Adam, kızı hafifçe ittirerek bacağını kurtardı. Çömelip kızla boyunu eşitlediğinde elini çocuğun yanağına bastırdı ve "Böyle olması en doğrusu," dedi. Kız, itiraz ederek başını salladı. O çocuk, bendim. Yeşil gözleri ağlamaktan kızarmış o kızın bedeni bana aitti. "İdil," dedi babam. "Biz annenle ayrıldık."
"Ama ben annem değilim!" diye haykırdı çocuk, haykırdım. "Baba, benimle neden ayrılıyorsun?"
"Sen henüz bunu anlamayacak kadar küçüksün, canım."
Omzuna elini koyan annesi ona böyle söylediğinde kız hırçınca omzunu ondan kurtardı ve "Sen kendin söylüyorsun!" dedi. "Ben henüz küçüğüm anne." Sesi yeniden kısıldı. "Burada nasıl yaşarım?"
Annesinin baş işaretiyle güvenlik görevlisi kızı kucağına aldı. Onu götürmeye başlarken kız küçük ayaklarıyla debeleniyor, gitmemek için elinden geleni yapıyordu.

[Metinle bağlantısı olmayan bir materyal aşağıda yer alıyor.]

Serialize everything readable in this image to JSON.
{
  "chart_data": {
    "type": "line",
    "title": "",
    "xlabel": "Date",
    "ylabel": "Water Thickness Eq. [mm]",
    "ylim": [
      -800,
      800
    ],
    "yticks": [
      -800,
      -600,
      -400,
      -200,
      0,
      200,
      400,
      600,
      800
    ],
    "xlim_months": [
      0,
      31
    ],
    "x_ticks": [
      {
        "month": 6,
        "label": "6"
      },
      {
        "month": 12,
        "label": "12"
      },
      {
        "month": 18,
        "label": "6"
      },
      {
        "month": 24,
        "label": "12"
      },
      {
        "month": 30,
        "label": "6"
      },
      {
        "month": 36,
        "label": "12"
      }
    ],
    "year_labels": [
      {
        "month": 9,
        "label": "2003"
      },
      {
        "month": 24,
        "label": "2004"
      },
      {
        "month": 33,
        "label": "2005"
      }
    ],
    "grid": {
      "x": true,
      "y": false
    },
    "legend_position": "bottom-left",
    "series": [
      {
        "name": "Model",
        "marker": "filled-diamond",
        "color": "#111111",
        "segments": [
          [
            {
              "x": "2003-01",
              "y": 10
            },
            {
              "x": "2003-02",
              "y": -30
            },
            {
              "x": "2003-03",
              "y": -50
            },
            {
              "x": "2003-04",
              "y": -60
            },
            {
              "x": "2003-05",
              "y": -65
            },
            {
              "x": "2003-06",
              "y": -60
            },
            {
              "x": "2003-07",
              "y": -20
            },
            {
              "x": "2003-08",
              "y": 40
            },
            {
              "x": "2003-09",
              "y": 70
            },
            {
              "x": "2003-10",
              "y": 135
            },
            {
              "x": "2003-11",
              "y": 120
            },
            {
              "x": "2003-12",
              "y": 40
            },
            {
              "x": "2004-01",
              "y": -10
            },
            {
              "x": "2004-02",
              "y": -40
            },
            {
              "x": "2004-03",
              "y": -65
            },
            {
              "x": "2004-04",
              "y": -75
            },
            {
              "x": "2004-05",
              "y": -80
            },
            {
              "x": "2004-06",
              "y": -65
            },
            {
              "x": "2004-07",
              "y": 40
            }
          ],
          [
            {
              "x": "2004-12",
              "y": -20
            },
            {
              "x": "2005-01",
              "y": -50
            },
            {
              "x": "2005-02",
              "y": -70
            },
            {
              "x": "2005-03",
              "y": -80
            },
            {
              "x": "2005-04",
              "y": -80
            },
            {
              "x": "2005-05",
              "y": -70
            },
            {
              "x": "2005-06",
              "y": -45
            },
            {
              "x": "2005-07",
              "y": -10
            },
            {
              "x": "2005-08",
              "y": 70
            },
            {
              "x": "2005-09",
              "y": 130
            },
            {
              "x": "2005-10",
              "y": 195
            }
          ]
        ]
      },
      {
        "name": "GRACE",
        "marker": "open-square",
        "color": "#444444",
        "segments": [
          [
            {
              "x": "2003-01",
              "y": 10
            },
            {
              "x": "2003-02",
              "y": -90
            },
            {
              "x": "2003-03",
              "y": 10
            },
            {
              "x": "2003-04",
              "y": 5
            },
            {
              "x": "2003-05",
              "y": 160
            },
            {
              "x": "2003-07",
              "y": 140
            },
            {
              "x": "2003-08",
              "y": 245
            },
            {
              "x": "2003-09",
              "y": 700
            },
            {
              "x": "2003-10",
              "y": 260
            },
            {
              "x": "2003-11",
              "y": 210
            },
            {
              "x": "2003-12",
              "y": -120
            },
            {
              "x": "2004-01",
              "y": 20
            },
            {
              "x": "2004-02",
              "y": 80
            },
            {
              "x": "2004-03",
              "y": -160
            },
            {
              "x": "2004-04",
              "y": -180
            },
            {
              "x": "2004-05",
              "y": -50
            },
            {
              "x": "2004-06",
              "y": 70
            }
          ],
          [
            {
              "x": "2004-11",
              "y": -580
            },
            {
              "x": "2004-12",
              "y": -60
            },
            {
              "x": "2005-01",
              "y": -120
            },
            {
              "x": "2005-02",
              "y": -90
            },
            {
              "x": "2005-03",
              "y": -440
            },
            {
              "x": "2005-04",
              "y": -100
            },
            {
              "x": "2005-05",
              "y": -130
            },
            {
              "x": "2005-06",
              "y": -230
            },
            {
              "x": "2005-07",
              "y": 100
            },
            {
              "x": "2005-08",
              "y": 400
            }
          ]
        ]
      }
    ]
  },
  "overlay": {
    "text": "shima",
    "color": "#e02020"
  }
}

Anne ve babası yurdun geniş bahçesinden çıkmak üzereyken yenilgiyle indirdi omuzlarını küçük İdil. Artık direnecek gücü kalmamıştı. Fakat son bir kez "Anne, baba!" diye seslendiğinde tanrının da yardımıyla sesi güçlü çıkmıştı. Ebeveynleri üzgün gözlerle ona döndüğünde küçüklüğüm kaşlarını çattı. Canı yanıyordu ve o an kendi kendine can yakacağına yemin etmişti. "Siz beni terk ettiniz." Burnunu çekti. "Ben de sizi bir gün terk edeceğim." Elinin tersiyle yaşlarını sildi. "Sizi asla affetmeyeceğim. Asla!"
Yaşım küçüktü fakat onların düşündüğünün aksine her şeyin farkındaydım. İstenmediğimi anlayabiliyordum, benim anlamadığım neden istenmediğimdi. Unun cevabını yıllar sonra bile alamamıştım ama inancım tamdı. Günün birinde, yüzlerine bakacak ve hala affetmezdiğimi haykıracaktım. Onlardan nefret ettiğimi, artık umrumda olmadıklarını.
Güvenlikçi Bekir amca, beni içeri götürdüğünde gözlerimi yumdum korkuyla.
Artık, yapayalnızdım.
İşin kötüsü beni buna mahkum eden öz ailemdi.
"Hayır!" Bağırarak uyandığımda saatin kaç olduğunu bilmiyordum. Terden ıslanan saçlarım yüzüme yapışmıştı. Göğsüm körük gibi inip kalkıyordu. Odamın kapısı aniden açıldığında Müge'nin korkulu suratını gördüm. Yanıma geldi hızla. "İdil, iyi misin?" Başımı iki yana salladım çaresizce. İyi değildim. Gerçekte atlatsam da geçmişim rüyalarıma sızıyor ve peşimi bırakmıyordu. Bırakmayacaktı da. Ben ölene dek hatıraların yükünü çekmeye mecbur bırakılmıştım. Müge yatağın kenarına oturup komodinin üzerinde her gece benim için bıraktığı su bardağını aldı ve dudaklarıma yaklaştırdı. Titreyen ellerimle bardağı kavrayıp üstüme de dökerek suyu içtiğimde hala sakinleşememiştim. "Anlatmak ister misin?" diye sordu. "Kabus mu gördün?"
ŞİMDİ OKUDUĞUN
İkinci Tekil
Teen Fictionİdil, çok küçük yaşta ailesi tarafından terk edilmiş bir kızdı. Verildiği yurtta da, yurttan ayrıldıktan sonraki hayatında da bu terk edilmişlik onun hayata bakış açısını değiştirmişti. On dokuz yaşına geldiğinde İdil hala hayata karşı sert bariyerl...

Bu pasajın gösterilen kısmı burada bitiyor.